A long heralded bipartisan budget agreement appeared in danger of collapsing Friday over the potential inclusion of a municipal fee for out-of-state trash disposal sought by Gov. Ned Lamont.
State officials in the General Assembly and the governor’s office have been working to adopt a roughly $51 billion two-year budget agreement before the legislative session ends at midnight on Wednesday.
Despite Lamont’s Thursday assurances that a deal had been reached with Democrats and Republicans in the legislature, House Minority Leader Vincent Candelora warned Friday that his caucus worried the budget’s implementing language would include controversial policies including a proposed hauling fee on municipalities that ship solid waste out of state.
“That was a bill that was in the Environment Committee. It was shut down in that committee. It was unpalatable, so why is it being resurrected now through the budget process?” Candelora said Friday.

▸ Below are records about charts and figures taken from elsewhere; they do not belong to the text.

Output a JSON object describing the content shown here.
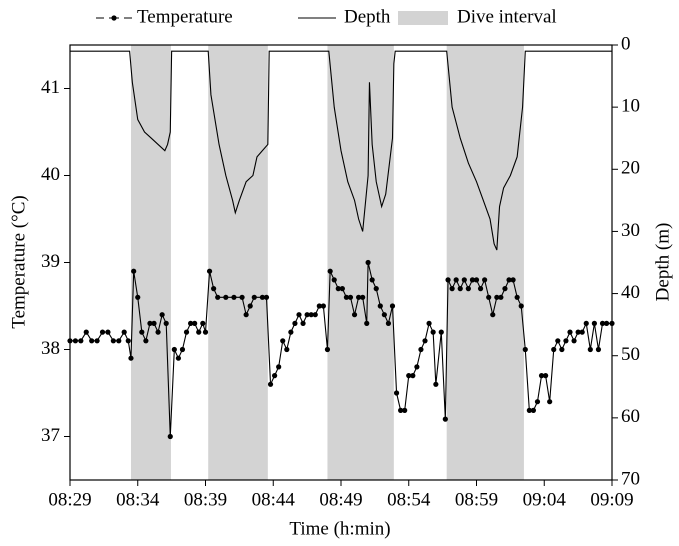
{
  "chart_data": {
    "type": "line",
    "x_label": "Time (h:min)",
    "y_label": "Temperature (°C)",
    "y2_label": "Depth (m)",
    "xlim": [
      509,
      549
    ],
    "xticks": [
      {
        "value": 509,
        "label": "08:29"
      },
      {
        "value": 514,
        "label": "08:34"
      },
      {
        "value": 519,
        "label": "08:39"
      },
      {
        "value": 524,
        "label": "08:44"
      },
      {
        "value": 529,
        "label": "08:49"
      },
      {
        "value": 534,
        "label": "08:54"
      },
      {
        "value": 539,
        "label": "08:59"
      },
      {
        "value": 544,
        "label": "09:04"
      },
      {
        "value": 549,
        "label": "09:09"
      }
    ],
    "ylim": [
      36.5,
      41.5
    ],
    "yticks": [
      37,
      38,
      39,
      40,
      41
    ],
    "y2lim": [
      70,
      0
    ],
    "y2ticks": [
      0,
      10,
      20,
      30,
      40,
      50,
      60,
      70
    ],
    "intervals": {
      "name": "Dive interval",
      "color": "#d3d3d3",
      "ranges": [
        [
          513.5,
          516.45
        ],
        [
          519.2,
          523.6
        ],
        [
          528.0,
          532.9
        ],
        [
          536.8,
          542.5
        ]
      ]
    },
    "series": [
      {
        "name": "Temperature",
        "color": "#000000",
        "markers": true,
        "x": [
          509,
          509.4,
          509.8,
          510.2,
          510.6,
          511,
          511.4,
          511.8,
          512.2,
          512.6,
          513,
          513.3,
          513.5,
          513.7,
          514,
          514.3,
          514.6,
          514.9,
          515.2,
          515.5,
          515.8,
          516.1,
          516.4,
          516.7,
          517,
          517.3,
          517.6,
          517.9,
          518.2,
          518.5,
          518.8,
          519,
          519.3,
          519.6,
          519.9,
          520.5,
          521.1,
          521.7,
          522,
          522.3,
          522.6,
          523.2,
          523.5,
          523.8,
          524.1,
          524.4,
          524.7,
          525,
          525.3,
          525.6,
          525.9,
          526.2,
          526.5,
          526.8,
          527.1,
          527.4,
          527.7,
          528,
          528.2,
          528.5,
          528.8,
          529.1,
          529.4,
          529.7,
          530,
          530.3,
          530.6,
          530.9,
          531,
          531.3,
          531.6,
          531.9,
          532.2,
          532.5,
          532.8,
          533.1,
          533.4,
          533.7,
          534,
          534.3,
          534.6,
          534.9,
          535.2,
          535.5,
          535.8,
          536,
          536.4,
          536.7,
          536.9,
          537.2,
          537.5,
          537.8,
          538.1,
          538.4,
          538.7,
          539,
          539.3,
          539.6,
          539.9,
          540.2,
          540.5,
          540.8,
          541.1,
          541.4,
          541.7,
          542,
          542.3,
          542.6,
          542.9,
          543.2,
          543.5,
          543.8,
          544.1,
          544.4,
          544.7,
          545,
          545.3,
          545.6,
          545.9,
          546.2,
          546.5,
          546.8,
          547.1,
          547.4,
          547.7,
          548,
          548.3,
          548.6,
          549
        ],
        "values": [
          38.1,
          38.1,
          38.1,
          38.2,
          38.1,
          38.1,
          38.2,
          38.2,
          38.1,
          38.1,
          38.2,
          38.1,
          37.9,
          38.9,
          38.6,
          38.2,
          38.1,
          38.3,
          38.3,
          38.2,
          38.4,
          38.3,
          37.0,
          38.0,
          37.9,
          38.0,
          38.2,
          38.3,
          38.3,
          38.2,
          38.3,
          38.2,
          38.9,
          38.7,
          38.6,
          38.6,
          38.6,
          38.6,
          38.4,
          38.5,
          38.6,
          38.6,
          38.6,
          37.6,
          37.7,
          37.8,
          38.1,
          38.0,
          38.2,
          38.3,
          38.4,
          38.3,
          38.4,
          38.4,
          38.4,
          38.5,
          38.5,
          38.0,
          38.9,
          38.8,
          38.7,
          38.7,
          38.6,
          38.6,
          38.4,
          38.6,
          38.6,
          38.3,
          39.0,
          38.8,
          38.7,
          38.5,
          38.4,
          38.3,
          38.5,
          37.5,
          37.3,
          37.3,
          37.7,
          37.7,
          37.8,
          38.0,
          38.1,
          38.3,
          38.2,
          37.6,
          38.2,
          37.2,
          38.8,
          38.7,
          38.8,
          38.7,
          38.8,
          38.7,
          38.8,
          38.8,
          38.7,
          38.8,
          38.6,
          38.4,
          38.6,
          38.6,
          38.7,
          38.8,
          38.8,
          38.6,
          38.5,
          38.0,
          37.3,
          37.3,
          37.4,
          37.7,
          37.7,
          37.4,
          38.0,
          38.1,
          38.0,
          38.1,
          38.2,
          38.1,
          38.2,
          38.2,
          38.3,
          38.0,
          38.3,
          38.0,
          38.3,
          38.3,
          38.3
        ]
      },
      {
        "name": "Depth",
        "color": "#000000",
        "axis": "y2",
        "x": [
          509,
          513.4,
          513.6,
          514,
          514.5,
          515,
          515.5,
          516,
          516.2,
          516.4,
          516.5,
          519.2,
          519.4,
          520,
          520.5,
          521,
          521.2,
          521.5,
          522,
          522.5,
          522.8,
          523.2,
          523.6,
          523.7,
          528.1,
          528.5,
          529,
          529.5,
          530,
          530.3,
          530.6,
          531,
          531.1,
          531.3,
          531.6,
          532,
          532.3,
          532.8,
          532.9,
          533,
          536.8,
          537.2,
          537.8,
          538.4,
          539,
          539.5,
          540,
          540.3,
          540.5,
          540.7,
          541,
          541.5,
          542,
          542.4,
          542.6,
          549
        ],
        "values": [
          1,
          1,
          6,
          12,
          14,
          15,
          16,
          17,
          16,
          14,
          1,
          1,
          8,
          16,
          21,
          25,
          27,
          25,
          22,
          21,
          18,
          17,
          16,
          1,
          1,
          10,
          17,
          22,
          25,
          28,
          30,
          21,
          6,
          16,
          22,
          26,
          24,
          15,
          3,
          1,
          1,
          10,
          15,
          19,
          22,
          25,
          28,
          32,
          33,
          26,
          23,
          21,
          18,
          10,
          1,
          1
        ]
      }
    ]
  }
}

The governor proposed a $5 per-ton fee on municipal waste shipped out of Connecticut as part of a sweeping bill to address a growing shortfall in state waste management capabilities. The legislature’s Environment Committee removed the provision in March as one of several changes to the bill.
The administration estimates that Connecticut towns ship more than 860,000 tons of trash across state lines each year. On Friday, Lamont said that state officials were still looking for a recurring revenue source for waste management policies and said the fee was “not a done deal.”
“Everybody cares about the environment but they don’t want to pay anything to help make it happen and we’re still negotiating that,” he said.
“I think we should do it. I think we should give municipalities an incentive,” he said. “It’s going to save them a fortune so they don’t have to pay out-of-state haulers to take it to West Virginia. We can treat it better here with recycling.”
While it is not uncommon for elements of typically large budget implementer bills to become controversial, opposition to this year’s implementer threatens to impact support for the overall budget package as legislative leaders are considering running the budget together with implementing language as one bill.
Candelora told reporters the underlying budget still had support from Republican lawmakers but worried it may end up saddled with unpopular concepts that would not pass on their own.
“We are starting to hear about policies being rolled into this budget that is not for the purpose of implementing this budget but the budget is being used as a vehicle to push unpalatable proposals that both sides of the aisle may not like that might end up being incorporated,” he said.
Legislative leaders expressed general support on Thursday for the broad strokes of the budget agreement, which will include income tax cuts for the two lowest earning tax brackets and is expected to abide by fiscal constraints including a cap on state spending.
However, those same fiscal constraints have led to frustrations among advocates and legislators wishing to see greater investments in historically underfunded priorities like the network of nonprofits which provide social services to some of Connecticut’s most vulnerable populations.
In an interview Thursday, Sen. Saud Anwar, D-South Windsor, said he would oppose a recent version of the budget deal unless more funding was approved. Anwar said he would like the budget to include 4.5% funding increases for nonprofits in each of the budget’s two years.
On Friday, House Speaker Matt Ritter said the first year of the budget would include about $50 million to provide some nonprofit workers bonus payments and a cost of living increase of 2.5% in the second year of the budget. Another $50 million would be included for workers of group homes funded through the Department of Developmental Services, he said.
He said that means that some group homes, those with unions, will see more than 2.5% increases and others will see just 2.5%.